Nedbank has revised its 2022 growth forecast for SA’s GDP slightly downwards to 1.6%, and is also eyeing an acceleration of consumer inflation to 6.1% as the war in Ukraine, load-shedding, Covid-19 restrictions and the floods in KwaZulu-Natal push up energy and food costs.
Global economic growth is also expected to “slow materially” as the Federal Reserve in the US, the Reserve Bank and other central banks tighten lending conditions by hiking interest rates, Nedbank said in a trading update on Friday.
“The ongoing power outages, damage from the floods in KwaZulu-Natal and an uptick in Covid-19 cases are likely to weigh on confidence and also dampen economic activity, particularly in the second quarter of 2022,” the bank said.
The Reserve Bank downgraded its GDP growth forecast for 2022 from 2% to 1.7% when it announced the repo rate increase of 50 basis points to 4.75% earlier in May.
It upgraded its inflation forecast slightly to 5.9% for the year, just below the upper end of its target range, and said it will then slow to an average 5% in 2023 and 4.7% in 2024.
Nedbank expects SA’s prime interest rate to be 9.25% by the end of 2022, from its earlier prediction of 8.5%.

Nedbank said the bank and its clients were helped by economic activity, moderate credit growth and slightly higher interest rates in the first few months of the year.
This changed with the start of the war in Ukraine in March and other global issues, which the bank expects will hamper SA’s export volumes as global growth slows.
“The country’s terms of trade should hold up relatively well as elevated gold and metal prices, responsible for about 50% of SA’s exports, should help compensate for the surge in global oil and food prices,” Nedbank said.
Nedbank also said its financial performance for the first four months to end-April 2022 showed “robust” net interest income and non-interest revenue growth compared with the same period the previous year. Net interest income for the period was in the “high single digits” compared with the corresponding period in 2021, driven by low-to-mid single-digit loan growth and an ongoing increase in the group’s net interest margin.
“All key financial metrics are currently performing in line with achieving the 2022 full-year financial guidance provided by management in March 2022,” Nedbank said.
Deposit growth remained ahead of advances growth and household transactional deposit market share grew 0.2% to 13.7%. While Nedbank said it had exhibited “good expense control” for the first four months of 2022, growth in costs was slightly above mid-single digits.

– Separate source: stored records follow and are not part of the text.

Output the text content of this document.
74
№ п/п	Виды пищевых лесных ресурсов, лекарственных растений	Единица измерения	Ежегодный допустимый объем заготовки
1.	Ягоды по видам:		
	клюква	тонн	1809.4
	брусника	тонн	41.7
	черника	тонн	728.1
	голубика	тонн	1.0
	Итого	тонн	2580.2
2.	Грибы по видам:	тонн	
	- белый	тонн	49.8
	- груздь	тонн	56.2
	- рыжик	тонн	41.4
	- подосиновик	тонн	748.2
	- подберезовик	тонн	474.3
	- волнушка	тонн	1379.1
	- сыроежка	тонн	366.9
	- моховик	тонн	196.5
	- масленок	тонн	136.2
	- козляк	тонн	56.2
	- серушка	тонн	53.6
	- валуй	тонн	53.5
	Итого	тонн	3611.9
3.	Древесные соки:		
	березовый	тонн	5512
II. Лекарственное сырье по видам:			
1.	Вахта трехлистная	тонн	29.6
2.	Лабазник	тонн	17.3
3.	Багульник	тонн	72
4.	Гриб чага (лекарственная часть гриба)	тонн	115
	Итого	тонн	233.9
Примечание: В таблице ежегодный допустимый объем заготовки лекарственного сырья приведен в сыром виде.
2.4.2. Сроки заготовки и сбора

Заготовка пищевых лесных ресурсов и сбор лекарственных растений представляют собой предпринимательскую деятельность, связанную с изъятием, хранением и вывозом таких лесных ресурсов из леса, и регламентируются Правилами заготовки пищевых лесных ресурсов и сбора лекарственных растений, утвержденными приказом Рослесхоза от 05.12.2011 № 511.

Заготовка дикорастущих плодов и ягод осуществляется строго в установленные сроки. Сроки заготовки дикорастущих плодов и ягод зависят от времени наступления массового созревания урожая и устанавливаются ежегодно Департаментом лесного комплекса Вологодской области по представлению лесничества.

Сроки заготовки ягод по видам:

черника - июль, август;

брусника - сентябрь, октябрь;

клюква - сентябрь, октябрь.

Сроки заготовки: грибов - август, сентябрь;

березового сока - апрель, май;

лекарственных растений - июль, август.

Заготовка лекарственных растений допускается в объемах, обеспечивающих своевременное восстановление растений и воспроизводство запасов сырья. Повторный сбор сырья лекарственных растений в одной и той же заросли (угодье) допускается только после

Nedbank’s common equity tier 1 (CET) capital adequacy ratio was 12.7% at end-March 2022, up from 11.3% a year before and above the upper end of the board-approved target range of 11%-12%. The group’s liquidity coverage ratio was also at 134% while its net stable funding ratio was 118%.
The bank said it had no direct exposure to Ukraine and Russia while its indirect exposure was described as “insignificant”. With Garth Theunissen
Update: May 29 2022
This article has been updated with new information throughout.